Art. ART. 2 • 30/01/2026 DISCUTE
LFI-NFP

Exposé des motifs

Cet amendement vient préciser, de manière explicite, que les modalités d’administration de l’aide à mourir sont définies selon la volonté de la personne éligible à l’aide à mourir.

L’examen en commission a permis de ne plus subordonner l’administration de la substance létale par un médecin ou un infirmier à l’incapacité physique de la personne de pouvoir procéder à une auto-administration. Cette évolution émane de l’adoption d’amendements visant à instaurer une liberté de choix pour la personne.

Cependant, le texte adopté par la commission des affaires sociales omet de mentionner, de manière explicite, que la détermination des modalités d’administration procède de la volonté du patient, et la sienne uniquement.

Par conséquent, cet amendement vise à concrétiser, sans doute aucun, l’avancée voulue par le législateur : les personnes concernées doivent être assurées de pouvoir choisir les modalités selon lesquelles il sera mis fin à leur vie.

Dispositif

À l’alinéa 6, après le mot :

« ou »,

insérer les mots :

« , selon sa volonté, ».

Art. ART. 6 • 30/01/2026 DISCUTE
LFI-NFP

Exposé des motifs

Cet amendement vient préciser que le médecin notifie sa décision dans un délai compatible avec le pronostic vital de la personne et n’excédant pas 15 jours.

À l’heure de consacrer le droit de chacune et chacun à disposer de ses derniers instants, de l’heure et du moyen de terminer sa vie, il nous appartient de veiller à ce que la procédure qui doit naturellement encadrer et organiser ce droit ne devienne pas un obstacle de fait, singulièrement pour les personnes dont le pronostic vital est engagé à court terme.

À ce titre, le délai de 15 jours dont dispose le médecin pour recueillir les avis professionnels utiles et notifier sa décision ne parait pas présenter les garanties suffisantes à ce que chacune des personnes éligibles puissent effectivement faire valoir leur droit.
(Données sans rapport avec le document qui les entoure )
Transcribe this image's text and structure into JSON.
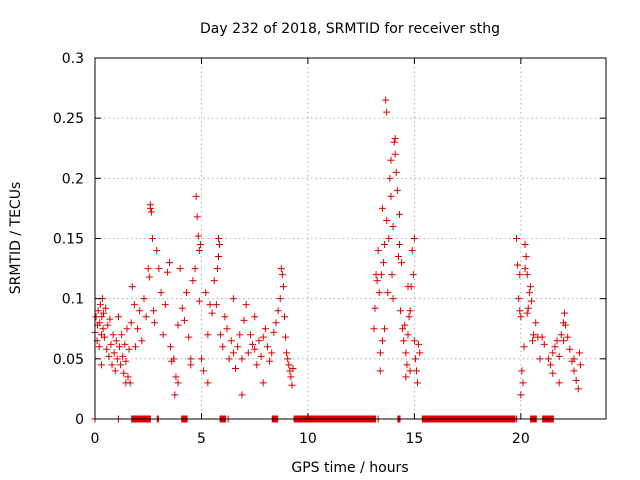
{
  "chart_data": {
    "type": "scatter",
    "title": "Day 232 of 2018, SRMTID for receiver sthg",
    "xlabel": "GPS time / hours",
    "ylabel": "SRMTID / TECUs",
    "xlim": [
      0,
      24
    ],
    "ylim": [
      0,
      0.3
    ],
    "grid": true,
    "marker": "+",
    "color": "#e00000",
    "x_ticks": [
      0,
      5,
      10,
      15,
      20
    ],
    "x_tick_labels": [
      "0",
      "5",
      "10",
      "15",
      "20"
    ],
    "y_ticks": [
      0,
      0.05,
      0.1,
      0.15,
      0.2,
      0.25,
      0.3
    ],
    "y_tick_labels": [
      "0",
      "0.05",
      "0.1",
      "0.15",
      "0.2",
      "0.25",
      "0.3"
    ],
    "series": [
      {
        "name": "SRMTID",
        "points": [
          [
            0.0,
            0.072
          ],
          [
            0.05,
            0.085
          ],
          [
            0.1,
            0.065
          ],
          [
            0.12,
            0.078
          ],
          [
            0.15,
            0.09
          ],
          [
            0.2,
            0.06
          ],
          [
            0.22,
            0.08
          ],
          [
            0.25,
            0.095
          ],
          [
            0.3,
            0.07
          ],
          [
            0.32,
            0.085
          ],
          [
            0.35,
            0.1
          ],
          [
            0.38,
            0.075
          ],
          [
            0.4,
            0.088
          ],
          [
            0.45,
            0.068
          ],
          [
            0.5,
            0.092
          ],
          [
            0.55,
            0.058
          ],
          [
            0.6,
            0.078
          ],
          [
            0.65,
            0.052
          ],
          [
            0.7,
            0.083
          ],
          [
            0.75,
            0.062
          ],
          [
            0.8,
            0.045
          ],
          [
            0.85,
            0.07
          ],
          [
            0.9,
            0.055
          ],
          [
            0.95,
            0.04
          ],
          [
            1.0,
            0.065
          ],
          [
            1.05,
            0.05
          ],
          [
            1.1,
            0.085
          ],
          [
            1.15,
            0.06
          ],
          [
            1.2,
            0.045
          ],
          [
            1.25,
            0.07
          ],
          [
            1.3,
            0.052
          ],
          [
            1.35,
            0.038
          ],
          [
            1.4,
            0.062
          ],
          [
            1.45,
            0.048
          ],
          [
            1.5,
            0.075
          ],
          [
            1.55,
            0.035
          ],
          [
            1.6,
            0.058
          ],
          [
            1.65,
            0.03
          ],
          [
            1.7,
            0.08
          ],
          [
            1.75,
            0.11
          ],
          [
            1.85,
            0.095
          ],
          [
            1.9,
            0.06
          ],
          [
            2.0,
            0.075
          ],
          [
            2.1,
            0.09
          ],
          [
            2.2,
            0.065
          ],
          [
            2.3,
            0.1
          ],
          [
            2.4,
            0.085
          ],
          [
            2.5,
            0.125
          ],
          [
            2.55,
            0.118
          ],
          [
            2.6,
            0.175
          ],
          [
            2.65,
            0.172
          ],
          [
            2.7,
            0.15
          ],
          [
            2.75,
            0.09
          ],
          [
            2.8,
            0.08
          ],
          [
            2.9,
            0.14
          ],
          [
            3.0,
            0.125
          ],
          [
            3.1,
            0.105
          ],
          [
            3.2,
            0.07
          ],
          [
            3.3,
            0.095
          ],
          [
            3.4,
            0.122
          ],
          [
            3.5,
            0.13
          ],
          [
            3.55,
            0.06
          ],
          [
            3.6,
            0.048
          ],
          [
            3.7,
            0.05
          ],
          [
            3.75,
            0.02
          ],
          [
            3.8,
            0.035
          ],
          [
            3.9,
            0.078
          ],
          [
            4.0,
            0.125
          ],
          [
            4.1,
            0.092
          ],
          [
            4.2,
            0.082
          ],
          [
            4.3,
            0.105
          ],
          [
            4.4,
            0.068
          ],
          [
            4.5,
            0.05
          ],
          [
            4.6,
            0.115
          ],
          [
            4.7,
            0.125
          ],
          [
            4.75,
            0.185
          ],
          [
            4.8,
            0.168
          ],
          [
            4.85,
            0.152
          ],
          [
            4.9,
            0.14
          ],
          [
            4.95,
            0.145
          ],
          [
            5.0,
            0.05
          ],
          [
            5.1,
            0.04
          ],
          [
            5.2,
            0.105
          ],
          [
            5.3,
            0.07
          ],
          [
            5.4,
            0.095
          ],
          [
            5.5,
            0.088
          ],
          [
            5.6,
            0.115
          ],
          [
            5.7,
            0.095
          ],
          [
            5.75,
            0.125
          ],
          [
            5.8,
            0.15
          ],
          [
            5.85,
            0.145
          ],
          [
            5.9,
            0.07
          ],
          [
            6.0,
            0.06
          ],
          [
            6.1,
            0.085
          ],
          [
            6.2,
            0.075
          ],
          [
            6.3,
            0.05
          ],
          [
            6.4,
            0.065
          ],
          [
            6.5,
            0.055
          ],
          [
            6.6,
            0.042
          ],
          [
            6.7,
            0.06
          ],
          [
            6.8,
            0.07
          ],
          [
            6.9,
            0.05
          ],
          [
            7.0,
            0.082
          ],
          [
            7.1,
            0.095
          ],
          [
            7.2,
            0.055
          ],
          [
            7.3,
            0.07
          ],
          [
            7.4,
            0.062
          ],
          [
            7.5,
            0.058
          ],
          [
            7.6,
            0.045
          ],
          [
            7.7,
            0.065
          ],
          [
            7.8,
            0.052
          ],
          [
            7.9,
            0.068
          ],
          [
            8.0,
            0.075
          ],
          [
            8.1,
            0.06
          ],
          [
            8.2,
            0.048
          ],
          [
            8.3,
            0.055
          ],
          [
            8.4,
            0.072
          ],
          [
            8.5,
            0.08
          ],
          [
            8.6,
            0.09
          ],
          [
            8.7,
            0.1
          ],
          [
            8.75,
            0.125
          ],
          [
            8.8,
            0.12
          ],
          [
            8.85,
            0.11
          ],
          [
            8.9,
            0.085
          ],
          [
            8.95,
            0.068
          ],
          [
            9.0,
            0.055
          ],
          [
            9.05,
            0.05
          ],
          [
            9.1,
            0.045
          ],
          [
            9.15,
            0.04
          ],
          [
            9.2,
            0.035
          ],
          [
            9.25,
            0.028
          ],
          [
            9.3,
            0.042
          ],
          [
            2.6,
            0.178
          ],
          [
            6.5,
            0.1
          ],
          [
            7.5,
            0.085
          ],
          [
            0.3,
            0.045
          ],
          [
            1.45,
            0.03
          ],
          [
            3.9,
            0.03
          ],
          [
            5.3,
            0.03
          ],
          [
            6.9,
            0.02
          ],
          [
            7.9,
            0.03
          ],
          [
            4.5,
            0.045
          ],
          [
            5.8,
            0.135
          ],
          [
            4.9,
            0.098
          ],
          [
            13.1,
            0.075
          ],
          [
            13.15,
            0.092
          ],
          [
            13.2,
            0.12
          ],
          [
            13.25,
            0.115
          ],
          [
            13.3,
            0.14
          ],
          [
            13.35,
            0.105
          ],
          [
            13.4,
            0.055
          ],
          [
            13.45,
            0.12
          ],
          [
            13.5,
            0.175
          ],
          [
            13.55,
            0.13
          ],
          [
            13.6,
            0.145
          ],
          [
            13.65,
            0.265
          ],
          [
            13.7,
            0.255
          ],
          [
            13.75,
            0.105
          ],
          [
            13.8,
            0.15
          ],
          [
            13.85,
            0.2
          ],
          [
            13.9,
            0.185
          ],
          [
            13.95,
            0.12
          ],
          [
            14.0,
            0.16
          ],
          [
            14.05,
            0.23
          ],
          [
            14.1,
            0.22
          ],
          [
            14.15,
            0.205
          ],
          [
            14.2,
            0.19
          ],
          [
            14.25,
            0.135
          ],
          [
            14.3,
            0.17
          ],
          [
            14.35,
            0.09
          ],
          [
            14.4,
            0.13
          ],
          [
            14.45,
            0.075
          ],
          [
            14.5,
            0.065
          ],
          [
            14.55,
            0.078
          ],
          [
            14.6,
            0.055
          ],
          [
            14.65,
            0.045
          ],
          [
            14.7,
            0.07
          ],
          [
            14.75,
            0.085
          ],
          [
            14.8,
            0.09
          ],
          [
            14.85,
            0.11
          ],
          [
            14.9,
            0.14
          ],
          [
            14.95,
            0.12
          ],
          [
            15.0,
            0.065
          ],
          [
            15.05,
            0.05
          ],
          [
            15.1,
            0.04
          ],
          [
            15.15,
            0.03
          ],
          [
            15.2,
            0.062
          ],
          [
            15.25,
            0.055
          ],
          [
            13.4,
            0.04
          ],
          [
            13.6,
            0.075
          ],
          [
            14.0,
            0.1
          ],
          [
            14.3,
            0.145
          ],
          [
            14.6,
            0.035
          ],
          [
            14.8,
            0.04
          ],
          [
            13.9,
            0.215
          ],
          [
            14.1,
            0.233
          ],
          [
            13.7,
            0.165
          ],
          [
            14.7,
            0.11
          ],
          [
            15.0,
            0.15
          ],
          [
            13.5,
            0.065
          ],
          [
            19.8,
            0.15
          ],
          [
            19.85,
            0.128
          ],
          [
            19.9,
            0.1
          ],
          [
            19.95,
            0.09
          ],
          [
            20.0,
            0.085
          ],
          [
            20.05,
            0.04
          ],
          [
            20.1,
            0.03
          ],
          [
            20.15,
            0.06
          ],
          [
            20.2,
            0.145
          ],
          [
            20.25,
            0.135
          ],
          [
            20.3,
            0.088
          ],
          [
            20.35,
            0.092
          ],
          [
            20.4,
            0.105
          ],
          [
            20.45,
            0.11
          ],
          [
            20.5,
            0.098
          ],
          [
            20.55,
            0.065
          ],
          [
            20.6,
            0.07
          ],
          [
            20.7,
            0.08
          ],
          [
            20.8,
            0.068
          ],
          [
            20.9,
            0.05
          ],
          [
            21.0,
            0.068
          ],
          [
            21.1,
            0.062
          ],
          [
            21.3,
            0.05
          ],
          [
            21.4,
            0.045
          ],
          [
            21.5,
            0.038
          ],
          [
            21.6,
            0.06
          ],
          [
            21.7,
            0.065
          ],
          [
            21.8,
            0.052
          ],
          [
            21.9,
            0.07
          ],
          [
            22.0,
            0.08
          ],
          [
            22.05,
            0.088
          ],
          [
            22.1,
            0.078
          ],
          [
            22.2,
            0.068
          ],
          [
            22.3,
            0.058
          ],
          [
            22.4,
            0.048
          ],
          [
            22.5,
            0.04
          ],
          [
            22.6,
            0.032
          ],
          [
            22.7,
            0.025
          ],
          [
            22.75,
            0.055
          ],
          [
            22.8,
            0.045
          ],
          [
            20.0,
            0.02
          ],
          [
            20.3,
            0.12
          ],
          [
            21.8,
            0.03
          ],
          [
            22.5,
            0.05
          ],
          [
            20.2,
            0.125
          ],
          [
            21.5,
            0.055
          ],
          [
            19.95,
            0.12
          ],
          [
            22.0,
            0.065
          ],
          [
            0.0,
            0.0
          ],
          [
            1.1,
            0.0
          ],
          [
            1.85,
            0.0
          ],
          [
            2.0,
            0.0
          ],
          [
            2.15,
            0.0
          ],
          [
            2.3,
            0.0
          ],
          [
            2.45,
            0.0
          ],
          [
            2.6,
            0.0
          ],
          [
            2.95,
            0.0
          ],
          [
            4.1,
            0.0
          ],
          [
            4.25,
            0.0
          ],
          [
            5.9,
            0.0
          ],
          [
            6.05,
            0.0
          ],
          [
            6.25,
            0.0
          ],
          [
            8.35,
            0.0
          ],
          [
            8.55,
            0.0
          ],
          [
            9.35,
            0.0
          ],
          [
            13.3,
            0.0
          ],
          [
            14.25,
            0.0
          ],
          [
            15.4,
            0.0
          ],
          [
            19.8,
            0.0
          ],
          [
            20.45,
            0.0
          ],
          [
            20.65,
            0.0
          ],
          [
            21.05,
            0.0
          ],
          [
            21.25,
            0.0
          ],
          [
            21.5,
            0.0
          ]
        ],
        "zero_segments": [
          [
            1.7,
            2.6
          ],
          [
            2.9,
            3.0
          ],
          [
            4.05,
            4.35
          ],
          [
            5.85,
            6.15
          ],
          [
            8.3,
            8.6
          ],
          [
            9.35,
            13.2
          ],
          [
            14.2,
            14.35
          ],
          [
            15.35,
            19.75
          ],
          [
            20.45,
            20.75
          ],
          [
            21.0,
            21.55
          ]
        ]
      }
    ]
  }
}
Pour cette raison, cet amendement propose, sans réduire ce délai, d’en préciser le sens. En faisant obligation au médecin de se prononcer dans un délai compatible avec le pronostic vital de la personne et en tout cas sous 15 jours, le législateur veillera à ménager le temps indispensable à des décisions médicales sereines et étayées tout en réaffirmant son intention : garantir le droit effectif des personnes en fin de vie à recourir à l’aide à mourir.

Dispositif

À la deuxième phrase de l’alinéa 13, substituer à la première occurrence du mot :

« de »

les mots :

« compatible avec le pronostic vital de la personne et n’excédant pas ».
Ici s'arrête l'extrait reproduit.